Rhode Island Required Postings and Forms
The adjusting of the claims in this state are handled by Broadspire Services, Inc. Once a claim is reported to EMPLOYERS, the report will be sent to Broadspire Services, Inc. for assignment. The contact information for Broadspire Services, Inc. is:
P.O. Box 14645 Lexington, KY 40512
- Combination Poster (English, Spanish and Portuguese)
- Workers’ Compensation Compliance Poster DWC-8 (English and Spanish)
- Anti-Fraud Notice (English and Spanish)

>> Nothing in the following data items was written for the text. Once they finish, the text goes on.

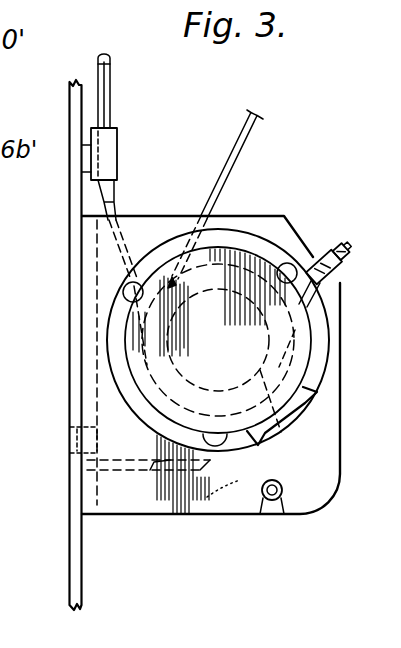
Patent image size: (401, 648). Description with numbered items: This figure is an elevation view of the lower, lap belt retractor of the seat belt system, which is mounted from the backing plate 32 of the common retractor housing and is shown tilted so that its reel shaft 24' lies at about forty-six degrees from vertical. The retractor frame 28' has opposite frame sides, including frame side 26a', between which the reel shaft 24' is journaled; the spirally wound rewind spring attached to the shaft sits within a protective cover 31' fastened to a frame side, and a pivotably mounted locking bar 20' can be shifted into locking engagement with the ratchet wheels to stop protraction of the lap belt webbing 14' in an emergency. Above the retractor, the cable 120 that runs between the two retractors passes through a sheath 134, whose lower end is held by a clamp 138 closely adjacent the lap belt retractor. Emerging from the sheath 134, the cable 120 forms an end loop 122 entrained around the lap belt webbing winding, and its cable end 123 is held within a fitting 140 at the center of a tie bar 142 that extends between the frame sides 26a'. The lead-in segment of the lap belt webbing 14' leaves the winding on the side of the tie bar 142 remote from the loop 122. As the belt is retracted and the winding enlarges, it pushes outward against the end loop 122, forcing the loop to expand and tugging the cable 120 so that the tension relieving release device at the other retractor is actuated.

The backing plate 32 is at (77, 563).
The locking bar 20' is at (205, 391).
The retractor frame 28' is at (170, 340).
The end loop 122 is at (143, 341).
The cable end 123 is at (270, 316).
The reel shaft 24' is at (282, 397).
The lap belt webbing 14' is at (242, 194).
The protective cover 31' is at (222, 222).
The sheath 134 is at (112, 73).
The clamp 138 is at (106, 150).
The cable 120 is at (112, 205).
The tie bar 142 is at (311, 250).
The fitting 140 is at (333, 245).
The frame side 26a' is at (260, 527).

The following forms need to be completed and submitted to EMPLOYERS when a work-related injury occurs:
- First Report of Injury (FROI) Form DWC-01. Immediate reporting is a major step in cost and time containment of any claim and is beneficial to all parties involved. Any delays in the reporting of claims can result in delayed access to medical care, which in some instances may lead to further injury, resulting in the need for additional treatment subsequently leading to higher medical costs. An injury must be reported if medical treatment is needed, if the injured worker is unable to earn full wages for at least 3 days, or if the injury is fatal. Fatalities must be reported within 48 hours and non-fatal injuries must be reported within 10 days of the employer’s knowledge. Please use this form to notify EMPLOYERS of every work-related injury or disease suffered by an employee, regardless of severity.
- Wage Statement (Full Time, Part Time or Seasonal). This form enables us to calculate the correct compensation that may be owed to your injured employee. Please complete the form and submit it to EMPLOYERS within five days after your knowledge of any accident that has caused your employee to be disabled for more than three scheduled work days. Please note the following breakout of each wage schedule:
- Full time is hired for greater than 20 hours or more per week
- Part time is hired for less than 20 hours per week
- Seasonal is hired for 16 weeks or less
- Accident Investigation Report. This basic accident form should be completed by the employee’s supervisor/manager as soon as possible after the accident. Please send the report to the following EMPLOYERS address as soon as it has been completed by the supervisor/manager: EMPLOYERS Claim Department, P.O. Box 32036, Lakeland, FL 33802-2036. You should keep a copy on file for your records.